SBD/February 21, 2011/Franchises

Mets Owners Over The Years Offered Select People Chance To Invest With Madoff

Katz (l), Wilpon offered others a chance to invest with Bernie Madoff
Mets Owner Fred Wilpon and President Saul Katz over the years offered "select people" an opportunity to invest with Bernie Madoff, according to a front-page piece by the N.Y. TIMES' Serge Kovaleski, who writes under the header, "Mets' Owners Guarded An Investment Pipeline." Former CNN host Larry King was among those chosen for the "strange and unique investment opportunity." But to be among those referred by Wilpon and Katz, "one had to agree to odd and puzzling terms that restricted direct contact with or questioning" of Madoff. Sterling Equities, the family company that owns the Mets, "would administer all the referred accounts and handle the transactions between the investors and Mr. Madoff's firm." Those invited would not send money to Madoff. Instead, it would be "filtered through the Sterling partner" and Mets BOD member Arthur Friedman, a "certified public accountant with a law degree who served as the liaison to Mr. Madoff’s operation." By the time Madoff was arrested in December '08, Friedman "had managed 178 Madoff accounts opened for friends and close business acquaintances of the Sterling partners, and for some Sterling employees." He also "administered 305 other Madoff accounts set up by Sterling partners for themselves, their families, trusts and Sterling-related entities." Account holders "were never to speak directly with Mr. Madoff or anyone at his business, Bernard L. Madoff Investment Securities," as "all communications regarding any of the accounts had to go through Sterling." Clients "would receive monthly paper statements from Mr. Madoff, though the year-end tax statements were sent from Sterling." Wilpon and Katz "clearly cherished and cultivated their lucrative relationship" with Madoff, as they "would allow investors to profit from his operation without fully understanding or having direct access to it." Court documents show that Sterling partners "told their lenders and their employees ... that his average returns were an impressive 18 percent or so and that they consistently outperformed the market" (N.Y. TIMES, 2/21).

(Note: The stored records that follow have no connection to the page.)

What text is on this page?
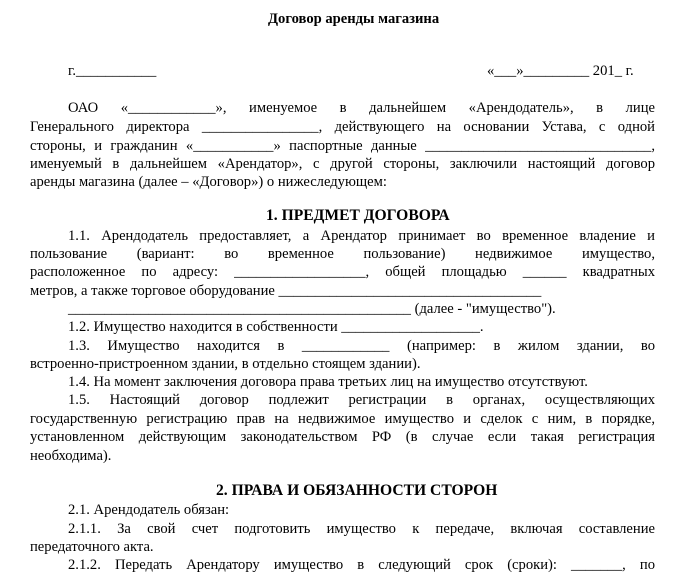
Договор аренды магазина
г.___________	«___»_________ 201_ г.
ОАО «____________», именуемое в дальнейшем «Арендодатель», в лице
Генерального директора ________________, действующего на основании Устава, с одной
стороны, и гражданин «___________» паспортные данные _______________________________,
именуемый в дальнейшем «Арендатор», с другой стороны, заключили настоящий договор
аренды магазина (далее – «Договор») о нижеследующем:
1. ПРЕДМЕТ ДОГОВОРА
1.1. Арендодатель предоставляет, а Арендатор принимает во временное владение и
пользование (вариант: во временное пользование) недвижимое имущество,
расположенное по адресу: __________________, общей площадью ______ квадратных
метров, а также торговое оборудование ____________________________________
_______________________________________________ (далее - "имущество").
1.2. Имущество находится в собственности ___________________.
1.3. Имущество находится в ____________ (например: в жилом здании, во
встроенно-пристроенном здании, в отдельно стоящем здании).
1.4. На момент заключения договора права третьих лиц на имущество отсутствуют.
1.5. Настоящий договор подлежит регистрации в органах, осуществляющих
государственную регистрацию прав на недвижимое имущество и сделок с ним, в порядке,
установленном действующим законодательством РФ (в случае если такая регистрация
необходима).
2. ПРАВА И ОБЯЗАННОСТИ СТОРОН
2.1. Арендодатель обязан:
2.1.1. За свой счет подготовить имущество к передаче, включая составление
передаточного акта.
2.1.2. Передать Арендатору имущество в следующий срок (сроки): _______, по
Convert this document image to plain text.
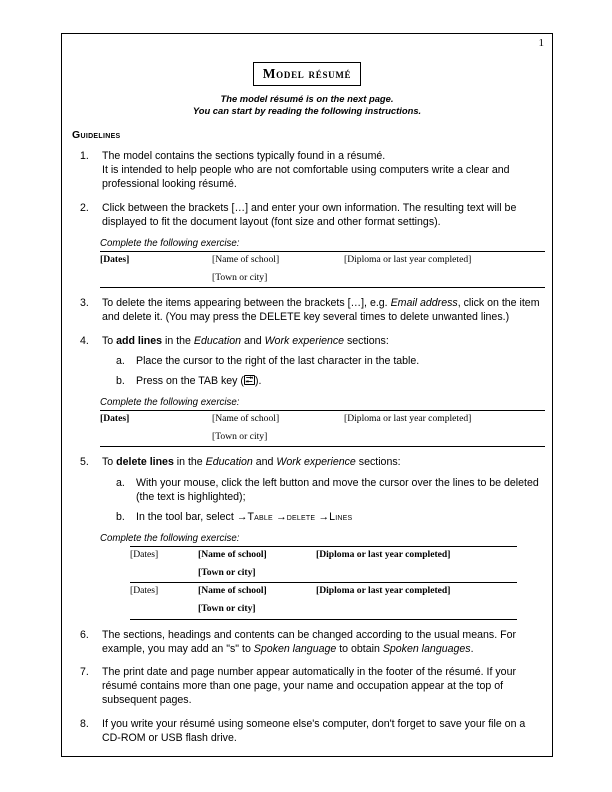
1
Model résumé
The model résumé is on the next page.
You can start by reading the following instructions.
Guidelines
1.	The model contains the sections typically found in a résumé.

It is intended to help people who are not comfortable using computers write a clear and professional looking résumé.

2.	Click between the brackets […] and enter your own information. The resulting text will be displayed to fit the document layout (font size and other format settings).

Complete the following exercise:
[Dates]	[Name of school]	[Diploma or last year completed]
	[Town or city]	
3.	To delete the items appearing between the brackets […], e.g. Email address, click on the item and delete it. (You may press the DELETE key several times to delete unwanted lines.)

4.	To add lines in the Education and Work experience sections:

a.	Place the cursor to the right of the last character in the table.

b.	Press on the TAB key ( ).

Complete the following exercise:
[Dates]	[Name of school]	[Diploma or last year completed]
	[Town or city]	
5.	To delete lines in the Education and Work experience sections:

a.	With your mouse, click the left button and move the cursor over the lines to be deleted (the text is highlighted);

b.	In the tool bar, select →Table →delete →Lines

Complete the following exercise:
[Dates]	[Name of school]	[Diploma or last year completed]
	[Town or city]	
[Dates]	[Name of school]	[Diploma or last year completed]
	[Town or city]	
6.	The sections, headings and contents can be changed according to the usual means. For example, you may add an "s" to Spoken language to obtain Spoken languages.

7.	The print date and page number appear automatically in the footer of the résumé. If your résumé contains more than one page, your name and occupation appear at the top of subsequent pages.

8.	If you write your résumé using someone else's computer, don't forget to save your file on a CD-ROM or USB flash drive.
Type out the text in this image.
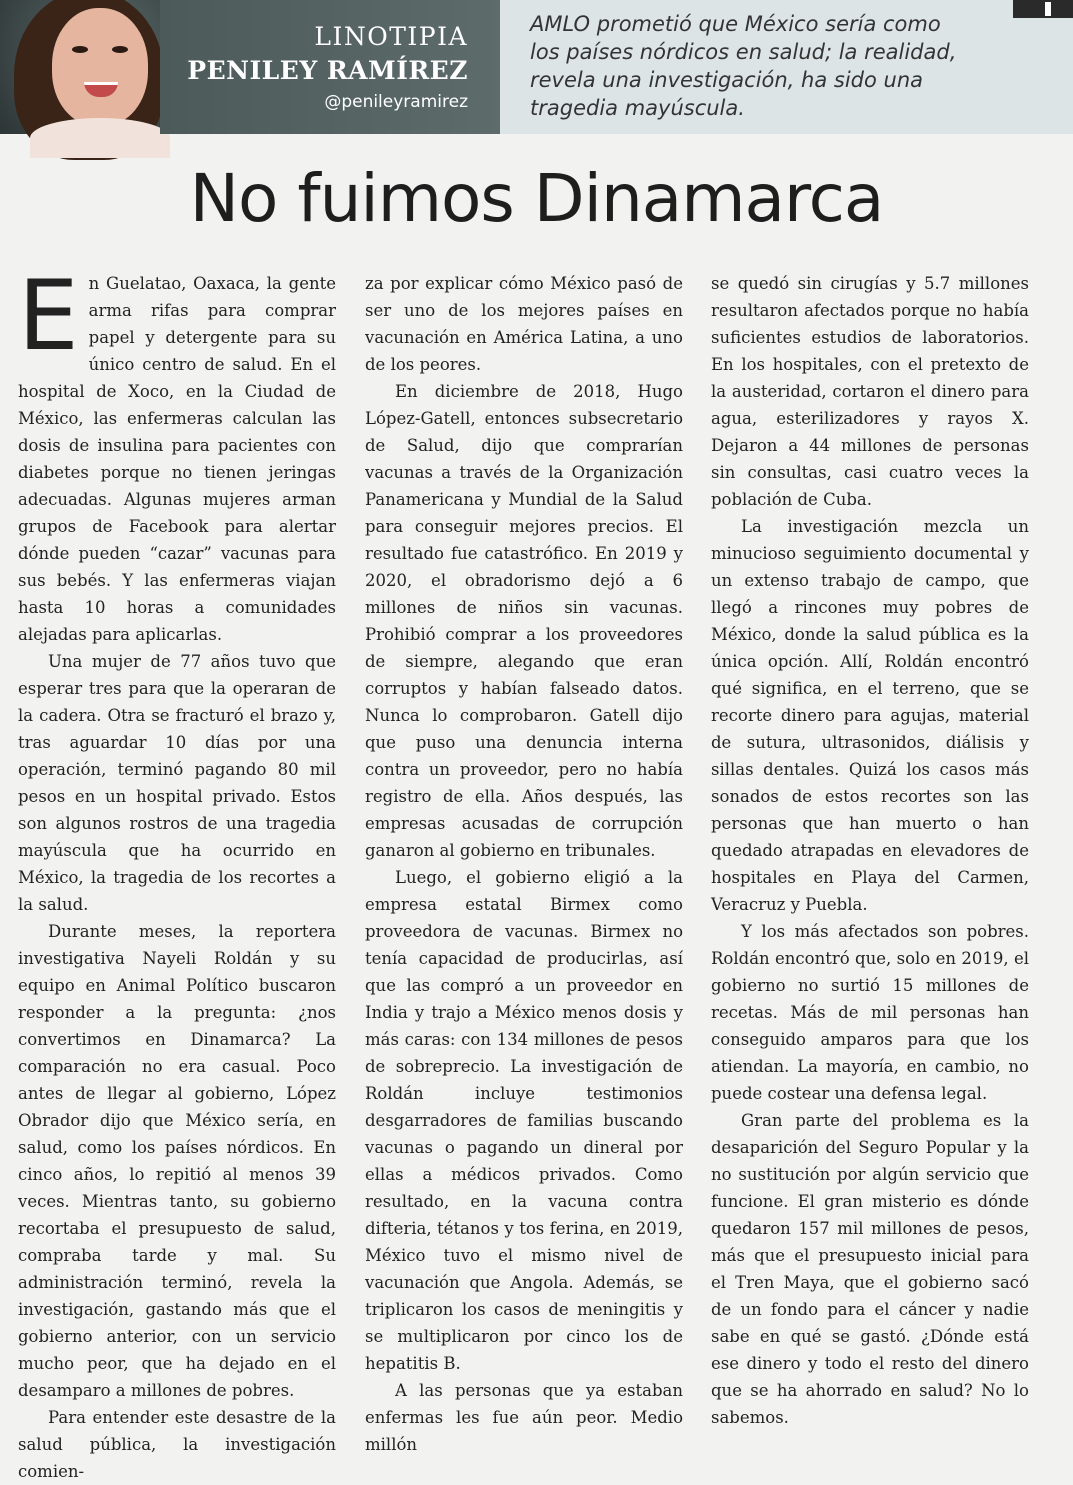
LINOTIPIA
PENILEY RAMÍREZ
@penileyramirez

AMLO prometió que México sería como los países nórdicos en salud; la realidad, revela una investigación, ha sido una tragedia mayúscula.

No fuimos Dinamarca

En Guelatao, Oaxaca, la gente arma rifas para comprar papel y detergente para su único centro de salud. En el hospital de Xoco, en la Ciudad de México, las enfermeras calculan las dosis de insulina para pacientes con diabetes porque no tienen jeringas adecuadas. Algunas mujeres arman grupos de Facebook para alertar dónde pueden “cazar” vacunas para sus bebés. Y las enfermeras viajan hasta 10 horas a comunidades alejadas para aplicarlas.

Una mujer de 77 años tuvo que esperar tres para que la operaran de la cadera. Otra se fracturó el brazo y, tras aguardar 10 días por una operación, terminó pagando 80 mil pesos en un hospital privado. Estos son algunos rostros de una tragedia mayúscula que ha ocurrido en México, la tragedia de los recortes a la salud.

Durante meses, la reportera investigativa Nayeli Roldán y su equipo en Animal Político buscaron responder a la pregunta: ¿nos convertimos en Dinamarca? La comparación no era casual. Poco antes de llegar al gobierno, López Obrador dijo que México sería, en salud, como los países nórdicos. En cinco años, lo repitió al menos 39 veces. Mientras tanto, su gobierno recortaba el presupuesto de salud, compraba tarde y mal. Su administración terminó, revela la investigación, gastando más que el gobierno anterior, con un servicio mucho peor, que ha dejado en el desamparo a millones de pobres.

Para entender este desastre de la salud pública, la investigación comien-

za por explicar cómo México pasó de ser uno de los mejores países en vacunación en América Latina, a uno de los peores.

En diciembre de 2018, Hugo López-Gatell, entonces subsecretario de Salud, dijo que comprarían vacunas a través de la Organización Panamericana y Mundial de la Salud para conseguir mejores precios. El resultado fue catastrófico. En 2019 y 2020, el obradorismo dejó a 6 millones de niños sin vacunas. Prohibió comprar a los proveedores de siempre, alegando que eran corruptos y habían falseado datos. Nunca lo comprobaron. Gatell dijo que puso una denuncia interna contra un proveedor, pero no había registro de ella. Años después, las empresas acusadas de corrupción ganaron al gobierno en tribunales.

Luego, el gobierno eligió a la empresa estatal Birmex como proveedora de vacunas. Birmex no tenía capacidad de producirlas, así que las compró a un proveedor en India y trajo a México menos dosis y más caras: con 134 millones de pesos de sobreprecio. La investigación de Roldán incluye testimonios desgarradores de familias buscando vacunas o pagando un dineral por ellas a médicos privados. Como resultado, en la vacuna contra difteria, tétanos y tos ferina, en 2019, México tuvo el mismo nivel de vacunación que Angola. Además, se triplicaron los casos de meningitis y se multiplicaron por cinco los de hepatitis B.

A las personas que ya estaban enfermas les fue aún peor. Medio millón

se quedó sin cirugías y 5.7 millones resultaron afectados porque no había suficientes estudios de laboratorios. En los hospitales, con el pretexto de la austeridad, cortaron el dinero para agua, esterilizadores y rayos X. Dejaron a 44 millones de personas sin consultas, casi cuatro veces la población de Cuba.

La investigación mezcla un minucioso seguimiento documental y un extenso trabajo de campo, que llegó a rincones muy pobres de México, donde la salud pública es la única opción. Allí, Roldán encontró qué significa, en el terreno, que se recorte dinero para agujas, material de sutura, ultrasonidos, diálisis y sillas dentales. Quizá los casos más sonados de estos recortes son las personas que han muerto o han quedado atrapadas en elevadores de hospitales en Playa del Carmen, Veracruz y Puebla.

Y los más afectados son pobres. Roldán encontró que, solo en 2019, el gobierno no surtió 15 millones de recetas. Más de mil personas han conseguido amparos para que los atiendan. La mayoría, en cambio, no puede costear una defensa legal.

Gran parte del problema es la desaparición del Seguro Popular y la no sustitución por algún servicio que funcione. El gran misterio es dónde quedaron 157 mil millones de pesos, más que el presupuesto inicial para el Tren Maya, que el gobierno sacó de un fondo para el cáncer y nadie sabe en qué se gastó. ¿Dónde está ese dinero y todo el resto del dinero que se ha ahorrado en salud? No lo sabemos.
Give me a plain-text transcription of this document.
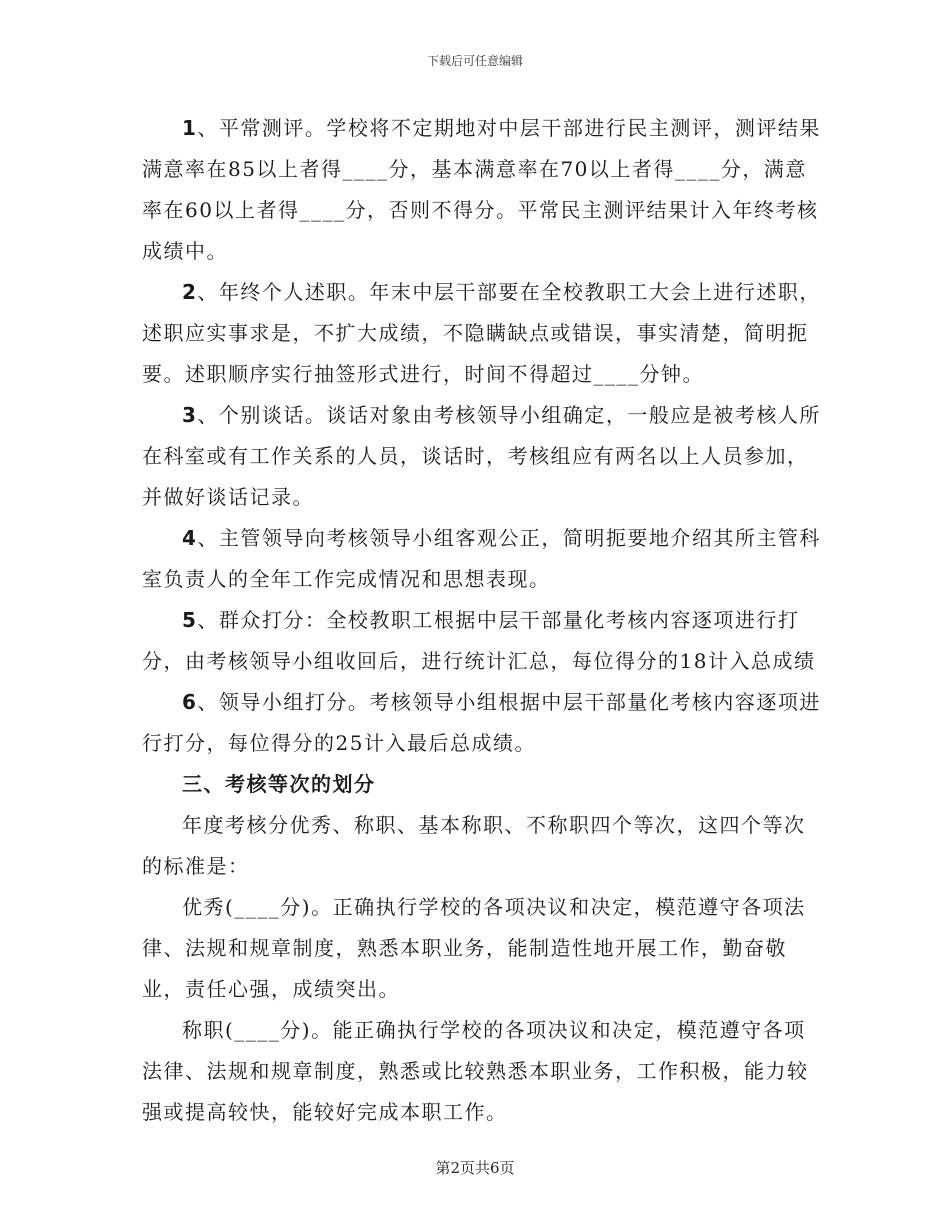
下载后可任意编辑

1、平常测评。学校将不定期地对中层干部进行民主测评，测评结果满意率在85以上者得____分，基本满意率在70以上者得____分，满意率在60以上者得____分，否则不得分。平常民主测评结果计入年终考核成绩中。

2、年终个人述职。年末中层干部要在全校教职工大会上进行述职，述职应实事求是，不扩大成绩，不隐瞒缺点或错误，事实清楚，简明扼要。述职顺序实行抽签形式进行，时间不得超过____分钟。

3、个别谈话。谈话对象由考核领导小组确定，一般应是被考核人所在科室或有工作关系的人员，谈话时，考核组应有两名以上人员参加，并做好谈话记录。

4、主管领导向考核领导小组客观公正，简明扼要地介绍其所主管科室负责人的全年工作完成情况和思想表现。

5、群众打分：全校教职工根据中层干部量化考核内容逐项进行打分，由考核领导小组收回后，进行统计汇总，每位得分的18计入总成绩

6、领导小组打分。考核领导小组根据中层干部量化考核内容逐项进行打分，每位得分的25计入最后总成绩。

三、考核等次的划分

年度考核分优秀、称职、基本称职、不称职四个等次，这四个等次的标准是：

优秀(____分)。正确执行学校的各项决议和决定，模范遵守各项法律、法规和规章制度，熟悉本职业务，能制造性地开展工作，勤奋敬业，责任心强，成绩突出。

称职(____分)。能正确执行学校的各项决议和决定，模范遵守各项法律、法规和规章制度，熟悉或比较熟悉本职业务，工作积极，能力较强或提高较快，能较好完成本职工作。

第2页共6页
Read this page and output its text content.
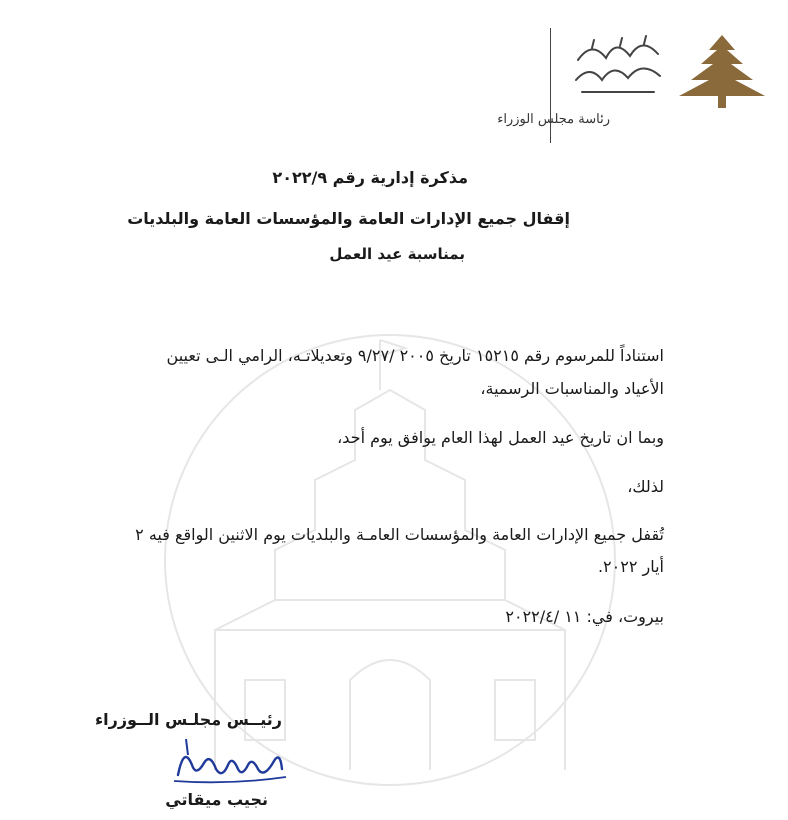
الجمهورية اللبنانية
رئاسة مجلس الوزراء
مذكرة إدارية رقم ٢٠٢٢/٩
إقفال جميع الإدارات العامة والمؤسسات العامة والبلديات
بمناسبة عيد العمل
استناداً للمرسوم رقم ١٥٢١٥ تاريخ ٢٠٠٥ /٩/٢٧ وتعديلاتـه، الرامي الـى تعيين
الأعياد والمناسبات الرسمية،
وبما ان تاريخ عيد العمل لهذا العام يوافق يوم أحد،
لذلك،
تُقفل جميع الإدارات العامة والمؤسسات العامـة والبلديات يوم الاثنين الواقع فيه ٢
أيار ٢٠٢٢.
بيروت، في: ١١ /٢٠٢٢/٤
رئيــس مجلـس الــوزراء
نجيب ميقاتي
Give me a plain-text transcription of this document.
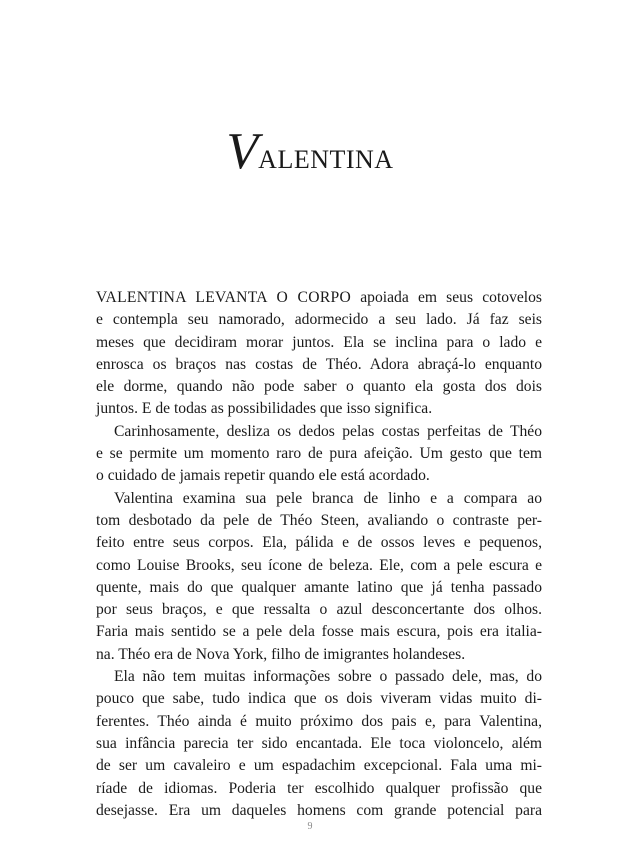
VALENTINA
VALENTINA LEVANTA O CORPO apoiada em seus cotovelos
e contempla seu namorado, adormecido a seu lado. Já faz seis
meses que decidiram morar juntos. Ela se inclina para o lado e
enrosca os braços nas costas de Théo. Adora abraçá-lo enquanto
ele dorme, quando não pode saber o quanto ela gosta dos dois
juntos. E de todas as possibilidades que isso significa.
Carinhosamente, desliza os dedos pelas costas perfeitas de Théo
e se permite um momento raro de pura afeição. Um gesto que tem
o cuidado de jamais repetir quando ele está acordado.
Valentina examina sua pele branca de linho e a compara ao
tom desbotado da pele de Théo Steen, avaliando o contraste per-
feito entre seus corpos. Ela, pálida e de ossos leves e pequenos,
como Louise Brooks, seu ícone de beleza. Ele, com a pele escura e
quente, mais do que qualquer amante latino que já tenha passado
por seus braços, e que ressalta o azul desconcertante dos olhos.
Faria mais sentido se a pele dela fosse mais escura, pois era italia-
na. Théo era de Nova York, filho de imigrantes holandeses.
Ela não tem muitas informações sobre o passado dele, mas, do
pouco que sabe, tudo indica que os dois viveram vidas muito di-
ferentes. Théo ainda é muito próximo dos pais e, para Valentina,
sua infância parecia ter sido encantada. Ele toca violoncelo, além
de ser um cavaleiro e um espadachim excepcional. Fala uma mi-
ríade de idiomas. Poderia ter escolhido qualquer profissão que
desejasse. Era um daqueles homens com grande potencial para
9
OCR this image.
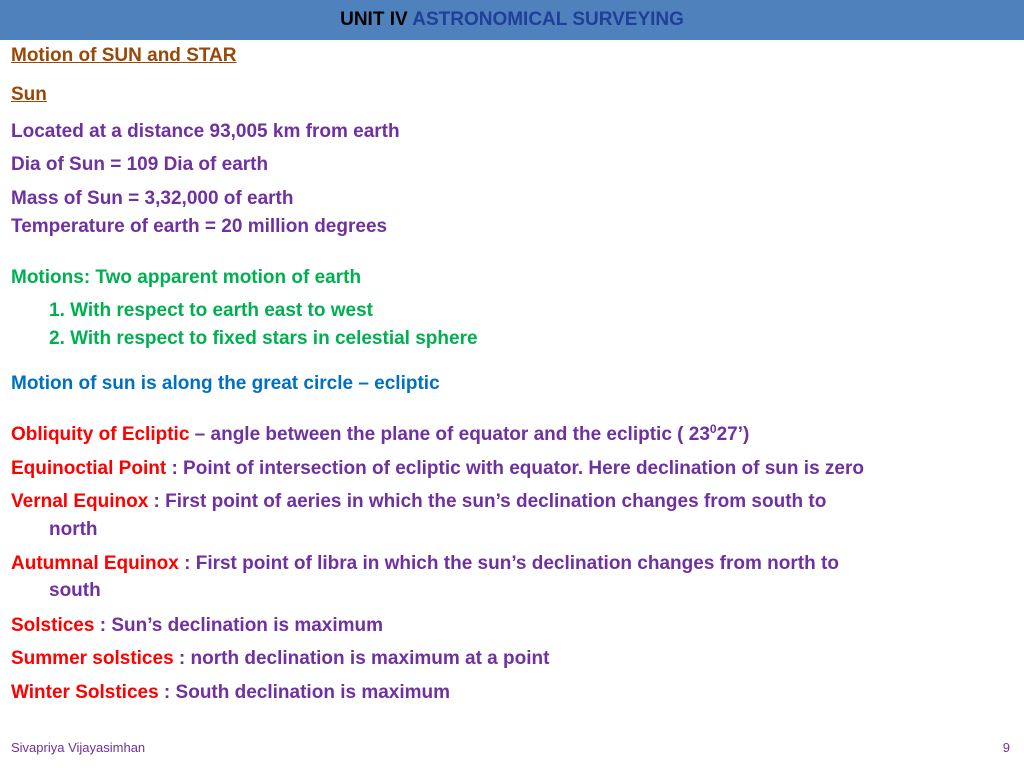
UNIT IV ASTRONOMICAL SURVEYING
Motion of SUN and STAR
Sun
Located at a distance 93,005 km from earth
Dia of Sun = 109 Dia of earth
Mass of Sun = 3,32,000 of earth
Temperature of earth = 20 million degrees
Motions: Two apparent motion of earth
1. With respect to earth east to west
2. With respect to fixed stars in celestial sphere
Motion of sun is along the great circle – ecliptic
Obliquity of Ecliptic – angle between the plane of equator and the ecliptic ( $23^027$’)
Equinoctial Point : Point of intersection of ecliptic with equator. Here declination of sun is zero
Vernal Equinox : First point of aeries in which the sun’s declination changes from south to
north
Autumnal Equinox : First point of libra in which the sun’s declination changes from north to
south
Solstices : Sun’s declination is maximum
Summer solstices : north declination is maximum at a point
Winter Solstices : South declination is maximum
Sivapriya Vijayasimhan	9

HIGH DEMAND: Allen & Co. Managing Dir Steve Greenberg, who was "hired by the Mets owners to assist in the sale of a minority stake in the team," said that he is "surprised by the high level of interest in the club." Greenberg said that he "has been contacted by dozens of potential suitors, including 'a couple of dozen very serious groups' that have expressed interest in buying 20%-to-25% of the Mets." He noted that he "could not identify potential candidates." Greenberg said that it is "difficult to predict how long it will take to find a suitable partner for Wilpon." He "described the process for finding partners for the Wilpons this way: he fields the initial calls from prospective investors, determines if they are serious candidates and then directs them to Major League Baseball to be vetted by MLB officials." MLB officials "make sure the candidates have the financial resources to purchase the interest in the team and conduct background checks" (N.Y. DAILY NEWS, 2/19).